THE ANTIDOTE

HAPPENINGText: Wong Joon Ian

For far too long, Shanghai has been plagued by loud, over-advertised and generally cheesy parties. From Thursday nights at Pegasus, the city’s biggest hip hop night, to the overflowing taverns (complete with wenches) at Park 97, Shanghai’s nightlife scene has been stultifyingly boring. Luckily, a cure has been found.

The Shanghai scene’s saviour is a ragtag bunch of locals and Lao Wai (or Gaijin, Farang, Angmoh… you get the idea) who have decided to combat the corrupting forces of alcohol sponsorships and ridiculous cover charges. They have started a monthly party, fittingly called The Antidote, and armed it with the most effective weapons against mainstream bastardisation: no cover charge, 10 Yuan beers (that’s about one US dollar and change) and a stubbornly eclectic music policy.

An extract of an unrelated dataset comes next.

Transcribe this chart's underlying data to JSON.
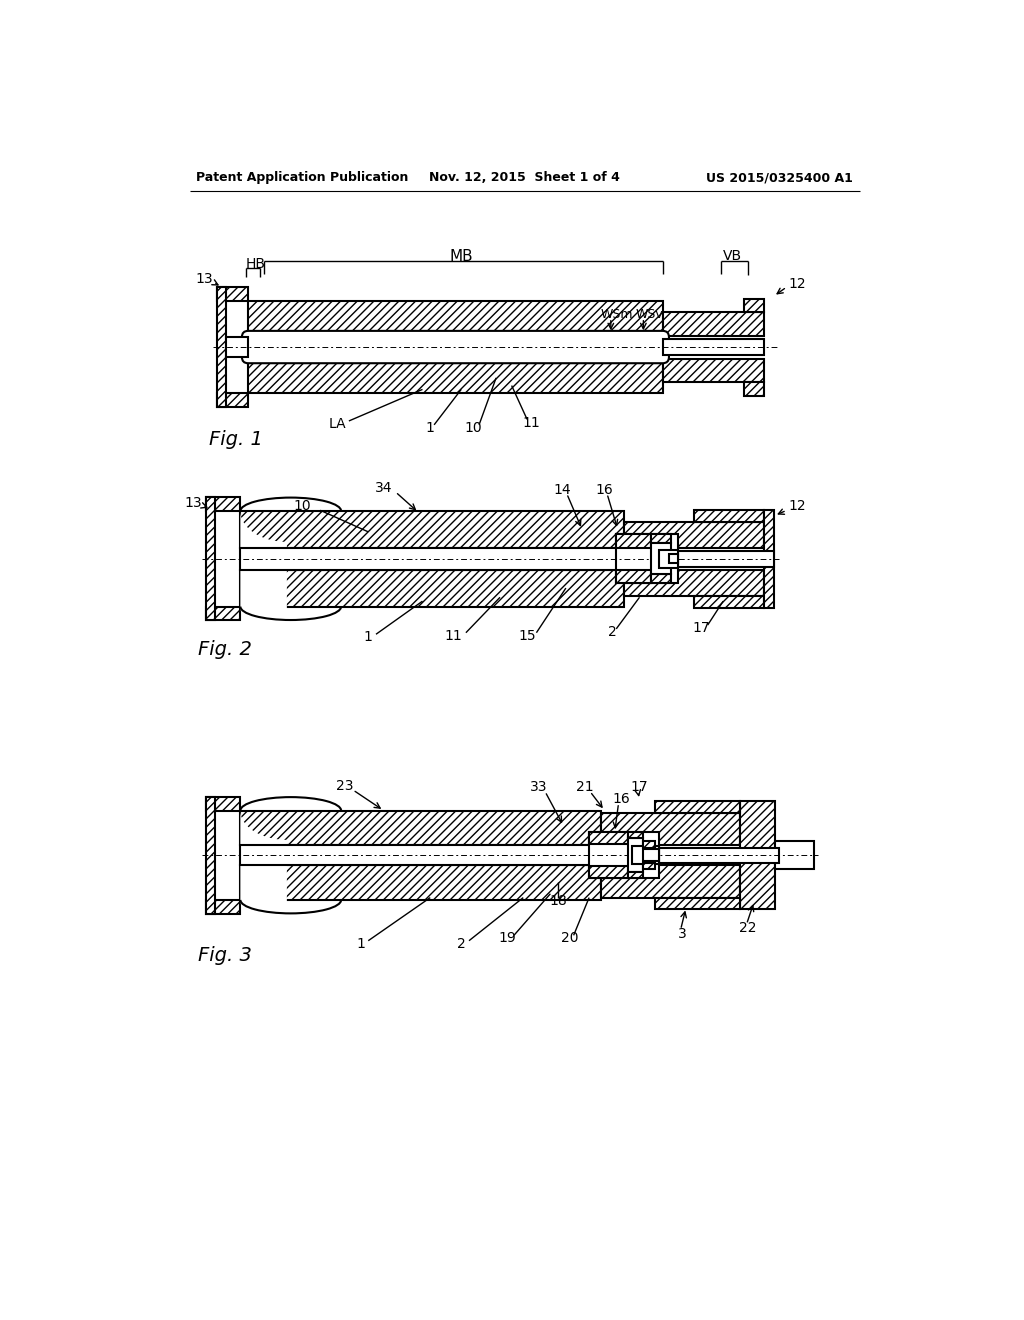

The Antidote made its debut at C’s Bar, a graffiti-strewn dive tucked away in Zhongshan Park, far from the cognac-swigging, handbag-slinging crowds in the city centre, on a balmy Thursday night in August. It was a match made in heaven.

C’s is the type of place that occupies a basement and lit with red lightbulbs to disguise the disintegrating furniture and beer-stained walls. The decor is, in a word, bizarre. Shiny new Carlsberg ads jostle for space with a collection of toy clowns on swings and bunches of plastic bananas. The DJ booth is decorated with a US Navy recruitment poster and a 9-inch Ultraman figurine. Susan Sontag might have called it kitschy; Hunter S Thompson would have found it charming.